A recent report by the American Modern Diplomat said that the only success of the Saudi and UAE revolutions, against the Arab Spring revolutions over the last eight years, is the Egypt, which has the most repressive practices in the history of the country.
Riyadh and Abu Dhabi have been sabotaging any achievements of the Arab Spring revolutions since 2011, but the ongoing revolutions in Algeria and Sudan may cause their efforts to falter, the website said in a report.
Their interference in Yemen has caused one of the worst humanitarian crises in the world, distorted the image of the two Gulf states and allowed Iran to expand its network of regional agents.
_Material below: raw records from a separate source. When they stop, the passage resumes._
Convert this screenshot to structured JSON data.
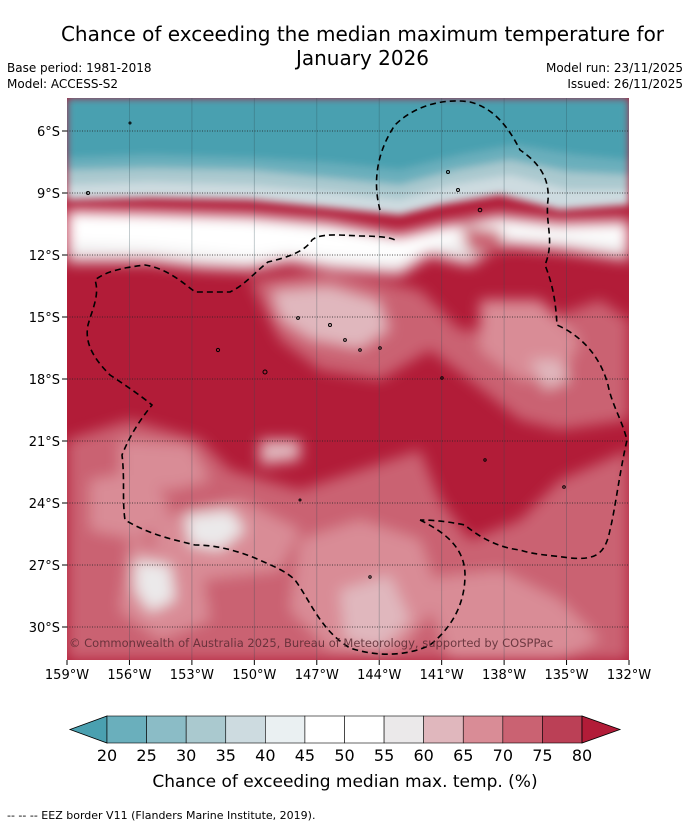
{
  "title_line1": "Chance of exceeding the median maximum temperature for",
  "title_line2": "January 2026",
  "base_period": "Base period: 1981-2018",
  "model": "Model: ACCESS-S2",
  "model_run": "Model run: 23/11/2025",
  "issued": "Issued: 26/11/2025",
  "copyright": "© Commonwealth of Australia 2025, Bureau of Meteorology, supported by COSPPac",
  "lat_ticks": [
    "6°S",
    "9°S",
    "12°S",
    "15°S",
    "18°S",
    "21°S",
    "24°S",
    "27°S",
    "30°S"
  ],
  "lon_ticks": [
    "159°W",
    "156°W",
    "153°W",
    "150°W",
    "147°W",
    "144°W",
    "141°W",
    "138°W",
    "135°W",
    "132°W"
  ],
  "colorbar": {
    "ticks": [
      "20",
      "25",
      "30",
      "35",
      "40",
      "45",
      "50",
      "55",
      "60",
      "65",
      "70",
      "75",
      "80"
    ],
    "colors": [
      "#4aa0b0",
      "#6aafbc",
      "#8bbcc6",
      "#aac9cf",
      "#cddbe0",
      "#eaf0f2",
      "#ffffff",
      "#ffffff",
      "#ebe9ea",
      "#e0b7bd",
      "#d98c96",
      "#ca6272",
      "#bb4056",
      "#b21c38"
    ],
    "label": "Chance of exceeding median max. temp. (%)"
  },
  "footnote": "--  --  -- EEZ border V11 (Flanders Marine Institute, 2019)."
}
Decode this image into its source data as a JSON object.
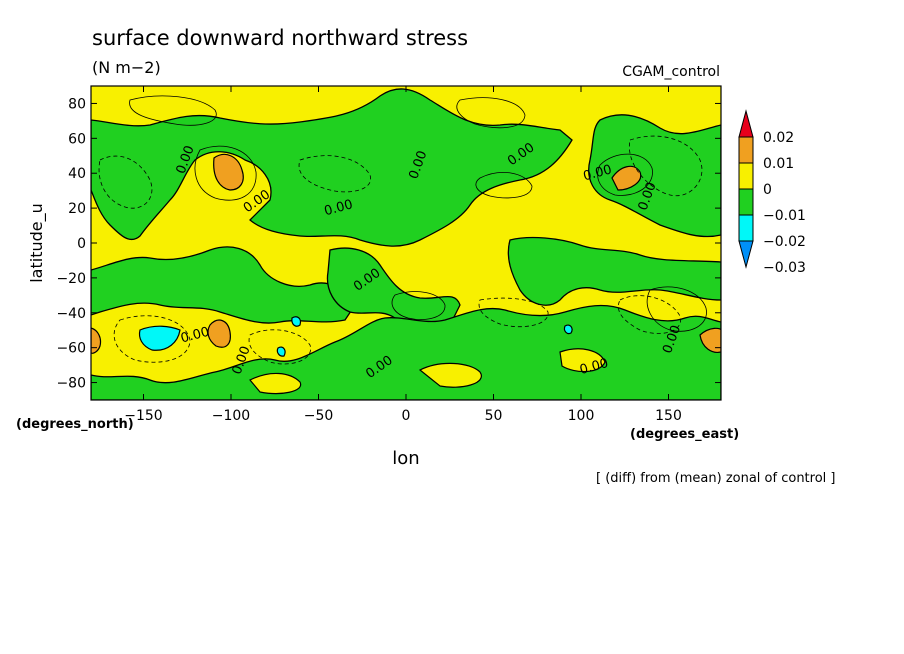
{
  "chart_data": {
    "type": "contour",
    "title": "surface downward northward stress",
    "units": "(N m−2)",
    "dataset": "CGAM_control",
    "xlabel": "lon",
    "ylabel": "latitude_u",
    "x_units": "(degrees_east)",
    "y_units": "(degrees_north)",
    "note": "[ (diff) from (mean) zonal of control ]",
    "xlim": [
      -180,
      180
    ],
    "ylim": [
      -90,
      90
    ],
    "x_ticks": [
      -150,
      -100,
      -50,
      0,
      50,
      100,
      150
    ],
    "y_ticks": [
      80,
      60,
      40,
      20,
      0,
      -20,
      -40,
      -60,
      -80
    ],
    "contour_label": "0.00",
    "contour_label_points": [
      {
        "lon": -124,
        "lat": 47
      },
      {
        "lon": -84,
        "lat": 22
      },
      {
        "lon": -38,
        "lat": 18
      },
      {
        "lon": 9,
        "lat": 44
      },
      {
        "lon": 67,
        "lat": 49
      },
      {
        "lon": 110,
        "lat": 38
      },
      {
        "lon": 140,
        "lat": 26
      },
      {
        "lon": -21,
        "lat": -23
      },
      {
        "lon": -120,
        "lat": -55
      },
      {
        "lon": -92,
        "lat": -68
      },
      {
        "lon": -14,
        "lat": -73
      },
      {
        "lon": 108,
        "lat": -73
      },
      {
        "lon": 154,
        "lat": -56
      }
    ],
    "colorbar": {
      "levels": [
        "0.02",
        "0.01",
        "0",
        "−0.01",
        "−0.02",
        "−0.03"
      ],
      "colors": [
        "#e8001c",
        "#f0a020",
        "#f8f000",
        "#20d020",
        "#00f8f8",
        "#0090f8"
      ]
    }
  }
}
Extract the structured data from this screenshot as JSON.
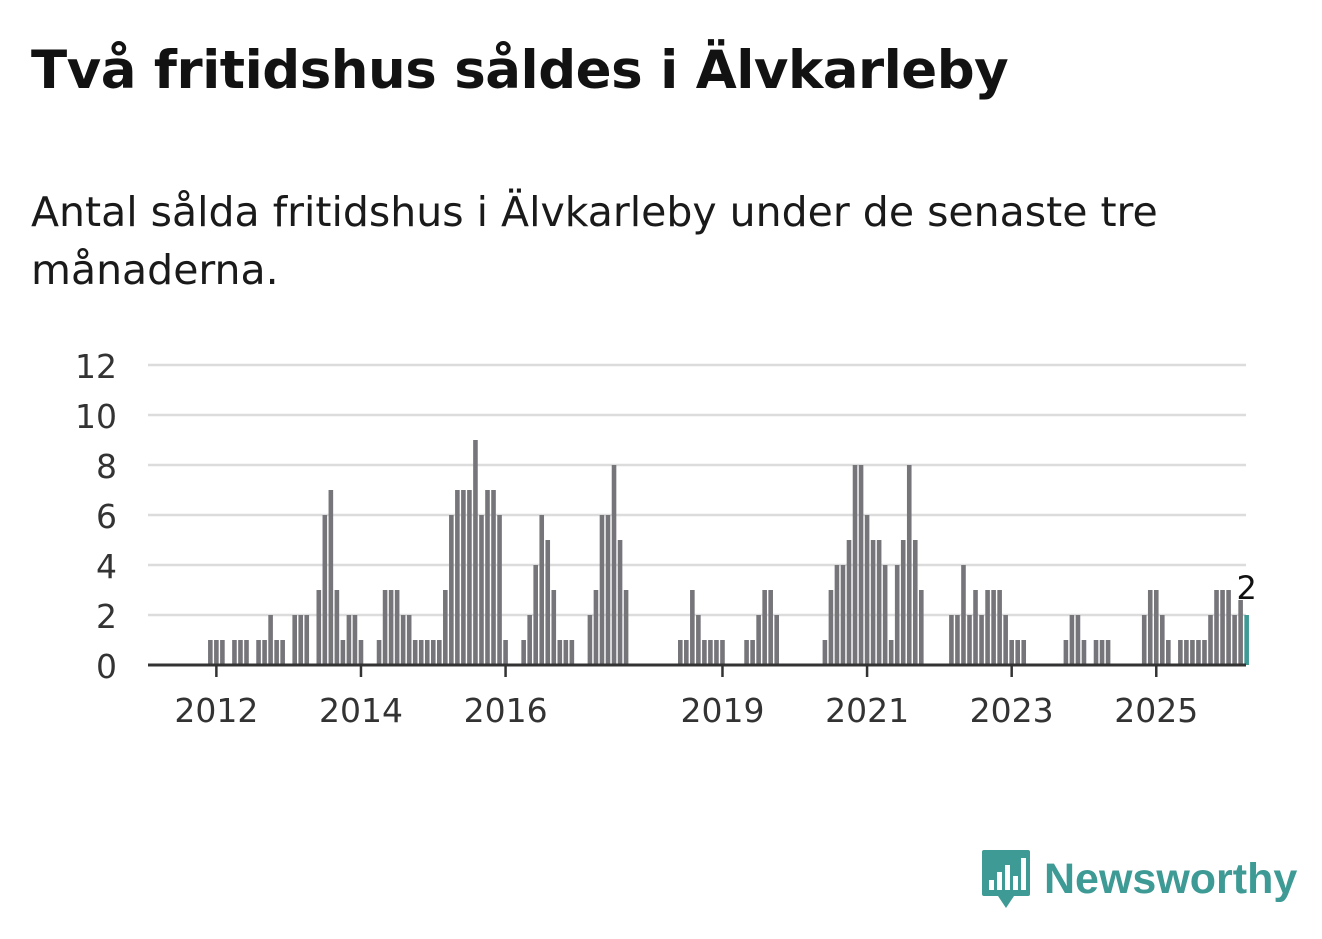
{
  "header": {
    "title": "Två fritidshus såldes i Älvkarleby",
    "subtitle": "Antal sålda fritidshus i Älvkarleby under de senaste tre månaderna."
  },
  "brand": {
    "name": "Newsworthy",
    "icon": "newsworthy-logo-icon",
    "color": "#3e9a95"
  },
  "chart_data": {
    "type": "bar",
    "title": "Två fritidshus såldes i Älvkarleby",
    "subtitle": "Antal sålda fritidshus i Älvkarleby under de senaste tre månaderna.",
    "xlabel": "",
    "ylabel": "",
    "ylim": [
      0,
      12
    ],
    "yticks": [
      0,
      2,
      4,
      6,
      8,
      10,
      12
    ],
    "xticks": [
      {
        "label": "2012",
        "index": 3
      },
      {
        "label": "2014",
        "index": 27
      },
      {
        "label": "2016",
        "index": 51
      },
      {
        "label": "2019",
        "index": 87
      },
      {
        "label": "2021",
        "index": 111
      },
      {
        "label": "2023",
        "index": 135
      },
      {
        "label": "2025",
        "index": 159
      }
    ],
    "grid": true,
    "bar_color": "#76757a",
    "highlight_color": "#3e9a95",
    "highlight_label": "2",
    "series": [
      {
        "name": "Sålda fritidshus",
        "values": [
          0,
          0,
          1,
          1,
          1,
          0,
          1,
          1,
          1,
          0,
          1,
          1,
          2,
          1,
          1,
          0,
          2,
          2,
          2,
          0,
          3,
          6,
          7,
          3,
          1,
          2,
          2,
          1,
          0,
          0,
          1,
          3,
          3,
          3,
          2,
          2,
          1,
          1,
          1,
          1,
          1,
          3,
          6,
          7,
          7,
          7,
          9,
          6,
          7,
          7,
          6,
          1,
          0,
          0,
          1,
          2,
          4,
          6,
          5,
          3,
          1,
          1,
          1,
          0,
          0,
          2,
          3,
          6,
          6,
          8,
          5,
          3,
          0,
          0,
          0,
          0,
          0,
          0,
          0,
          0,
          1,
          1,
          3,
          2,
          1,
          1,
          1,
          1,
          0,
          0,
          0,
          1,
          1,
          2,
          3,
          3,
          2,
          0,
          0,
          0,
          0,
          0,
          0,
          0,
          1,
          3,
          4,
          4,
          5,
          8,
          8,
          6,
          5,
          5,
          4,
          1,
          4,
          5,
          8,
          5,
          3,
          0,
          0,
          0,
          0,
          2,
          2,
          4,
          2,
          3,
          2,
          3,
          3,
          3,
          2,
          1,
          1,
          1,
          0,
          0,
          0,
          0,
          0,
          0,
          1,
          2,
          2,
          1,
          0,
          1,
          1,
          1,
          0,
          0,
          0,
          0,
          0,
          2,
          3,
          3,
          2,
          1,
          0,
          1,
          1,
          1,
          1,
          1,
          2,
          3,
          3,
          3,
          2,
          2.6,
          2
        ]
      }
    ]
  }
}
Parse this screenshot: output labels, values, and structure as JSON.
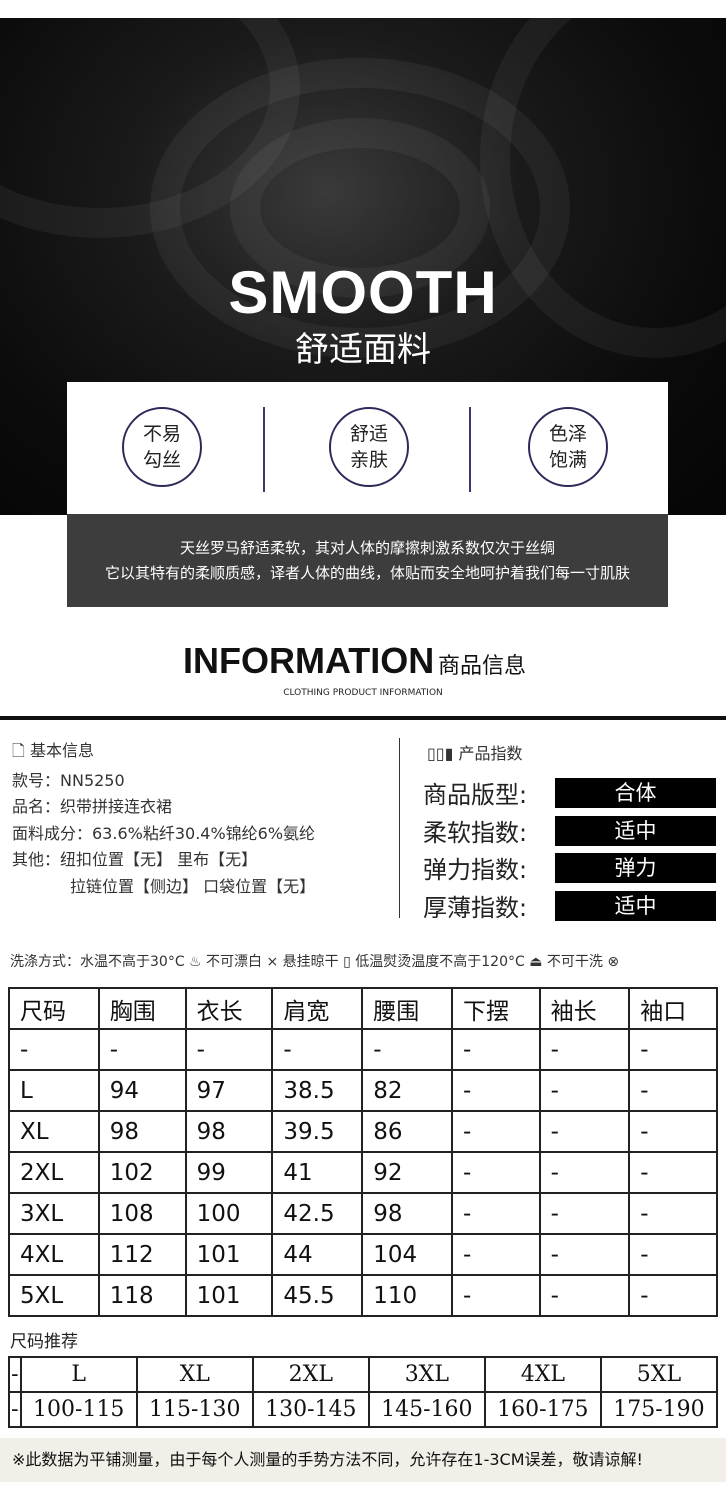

The report added that their support for Yemeni President Abed Rabbo Mansour Hadi and retired Libyan general Khalifa Haftar is ironic.
The site pointed out that the march of Hafater towards Tripoli was only two weeks after meeting with Saudi King Salman bin Abdul Aziz in Riyadh.
The site also said that the continuation of the Arab protests, in Algeria and Sudan, reflects the fragility of the dictators in the Middle East and leads some of them to tighten their grip on power, such as President Abdel Fattah al-Sisi in Egypt.
The report said that Sisi recently instructed his officials to identify the themes and scenarios of long television series, which are important in the region, especially during the month of Ramadan, where a production company with close ties to the army has taken responsibility for producing some of the largest and most successful performances in Egypt.
The directors of the films are also instructed to focus on demonstrations that praise the army, law enforcement and demonization of the Muslim Brotherhood, which was brutally targeted by the Sisi government and the United Arab Emirates, which, in cooperation with Saudi Arabia, supported its military coup in 2013.
After the resignation of Algerian President Abdelaziz Bouteflika, Saudi Arabia is likely to increase its efforts to keep control of what Algerians call the deep state of military, security and business leaders, and the United Arab Emirates is likely to follow the same steps, analyst Giorgio Cafero was quoted saying.
He concluded by saying that the Algerians have achieved tangible victories in the path of democracy, but they have to do more, and said what Algerian researcher Dalia Ghanem said that the Algerians are demanding a radical change and change the political leadership, and do not want Bouteflika and his family or his narrow circle of politicians and businessmen.